Conceptual models of health care have evolved over the past four decades. Beginning in 1966 with Donbedian's now classic work on assessing the quality of health care, most such models of care have incorporated common elements of structure, process and outcome [
2]. Guided by this framework, there have been a number of efforts to deconstruct the components of primary care over succeeding decades. The US Institute of Medicine both developed and refined definitions of primary care [
3]. Its framework has been used as a template to plan primary care reform and as a base in the development of instruments used to evaluate the quality of primary care delivery [
4,
5].
Despite its merit, Starfield [
1] highlighted the failure of the Institute of Medicine's framework to recognize the characteristics of varied health service organizations. Her conceptual framework linked structure, process and outcome through core dimensions of capacity, performance and health status. Capacity involved elements such as personnel and facilities, the organization of services, financing and governance. She saw performance as being represented by four unique features of primary care service delivery (first-contact care, longitudinality, comprehensiveness and co-ordination of care) as well as five essential, but not unique features, e.g. medical record format and three derivative features, e.g. cultural competence.
Like Starfield, Campbell and colleagues [
6] acknowledge the importance of differentiating between individual and population perspectives of quality. Their succinct conceptual model viewed individual perspectives of quality as oriented towards two dimensions, access and effectiveness, with effectiveness having subdimensions of clinical and interpersonal care. They viewed population perspectives of quality being measured primarily by equity and efficiency.

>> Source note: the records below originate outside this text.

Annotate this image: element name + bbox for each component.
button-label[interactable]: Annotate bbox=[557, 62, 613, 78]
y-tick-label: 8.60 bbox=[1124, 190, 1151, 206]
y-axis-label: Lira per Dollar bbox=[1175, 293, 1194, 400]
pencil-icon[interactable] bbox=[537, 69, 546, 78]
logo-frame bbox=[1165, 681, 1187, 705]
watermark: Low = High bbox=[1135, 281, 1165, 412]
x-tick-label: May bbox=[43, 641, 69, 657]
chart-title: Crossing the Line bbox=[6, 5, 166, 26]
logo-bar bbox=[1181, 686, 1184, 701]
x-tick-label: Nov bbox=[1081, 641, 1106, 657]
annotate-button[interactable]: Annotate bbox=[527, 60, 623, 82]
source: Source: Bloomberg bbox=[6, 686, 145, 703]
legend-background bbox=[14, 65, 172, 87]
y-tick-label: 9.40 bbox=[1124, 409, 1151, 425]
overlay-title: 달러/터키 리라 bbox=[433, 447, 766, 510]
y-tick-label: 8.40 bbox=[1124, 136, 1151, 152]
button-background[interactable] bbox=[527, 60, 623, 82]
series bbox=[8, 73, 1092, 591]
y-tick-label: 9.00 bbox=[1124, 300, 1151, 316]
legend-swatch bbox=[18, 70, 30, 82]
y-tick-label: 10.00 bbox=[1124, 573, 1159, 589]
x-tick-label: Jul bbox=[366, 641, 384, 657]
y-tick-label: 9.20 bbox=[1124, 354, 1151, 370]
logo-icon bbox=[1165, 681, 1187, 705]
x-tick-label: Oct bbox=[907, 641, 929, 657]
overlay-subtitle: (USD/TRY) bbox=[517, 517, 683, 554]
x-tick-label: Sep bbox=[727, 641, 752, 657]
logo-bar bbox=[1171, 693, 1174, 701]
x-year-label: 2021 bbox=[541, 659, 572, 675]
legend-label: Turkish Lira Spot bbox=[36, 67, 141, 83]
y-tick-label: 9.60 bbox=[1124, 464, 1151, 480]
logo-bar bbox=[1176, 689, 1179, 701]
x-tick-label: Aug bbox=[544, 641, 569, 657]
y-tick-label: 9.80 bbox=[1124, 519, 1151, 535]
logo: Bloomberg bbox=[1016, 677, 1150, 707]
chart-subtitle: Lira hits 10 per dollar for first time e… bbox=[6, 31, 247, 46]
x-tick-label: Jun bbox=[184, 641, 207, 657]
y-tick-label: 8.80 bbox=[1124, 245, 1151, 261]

Subsequent frameworks have begun to identify the importance of structural or organizational features. Both Sibthorpe [
7] in Australia and Watson
et al. [
8] in Canada have highlighted the wide range of organizational contributions from governments to support primary care. These provisions, such as fiscal, material and health human resources [
8], affect the ability of primary care providers to deliver services from practice settings. These themes were continued in a recent primary care framework published by the Organization for Economic Co-operation Development (OECD) [
9]. Although acknowledging core dimensions of quality, access and expenditure, the group illuminated the importance of broader dimensions of macro- and micro-efficiency and health care system design, policy and context. The consensus group found structural measures to be insufficient to assess safety and effectiveness, and hence excluded them from its final measurement framework. The OECD Health Quality Indicators project stressed the need for a framework that reflects the complexity of primary care to guide the selection of indicators [
10].
Although many of these frameworks acknowledge the importance of major structural components of the primary care system, only recently have important contextual influences recognized by Donabedian been seriously explored. Lamarche
et al. [
11] concluded a comprehensive evaluation of the influence of organizational models on primary care outcomes by suggesting that differences in output are fundamentally related to dimensions such as vision and the practice's environment context. This conclusion resonates with recent findings that features such as team size and financial incentives [
12] may have independent effects on quality of care.
There is evidence that organizational factors partly explain major variations in demanded diagnostic tests [
13], referrals to specialized services [
14] and the frequency and timing of follow-up visits [
15]. Investigators have explored the possible interrelations among medical practices, primary care outcomes and organizational structure [
16], mode of remuneration [
16], group style and peer pressure [
17], organizational culture [
18] and team cohesiveness [
19].
Recent efforts to explain practice variations have tried to integrate multiple levels of analysis by considering individual and situational factors. Organizational science offers relevant concepts and definitions to facilitate this type of analysis. Contemporary definitions of ‘organizations’ have evolved from a closed-system perspective portraying them as isolated systems with no interaction with their environment [
20] to an open-system perspective in which they are viewed as a system of interdependent activities ‘linking shifting coalitions of participants embedded in wider material-resource and institutional environments’ [
21]. This open-system perspective encapsulates three distinct levels of analysis: sociopsychological (the behaviors of individuals), organizational structure (the structural features that characterize the organization) and ecological (the organization viewed as an entity operating in a larger system of relations). Such definitions and perspectives can enrich our understanding of primary health care models. This paper's central premise is that new concepts in organizational theory have much to offer in the understanding of systemic drivers towards quality primary care.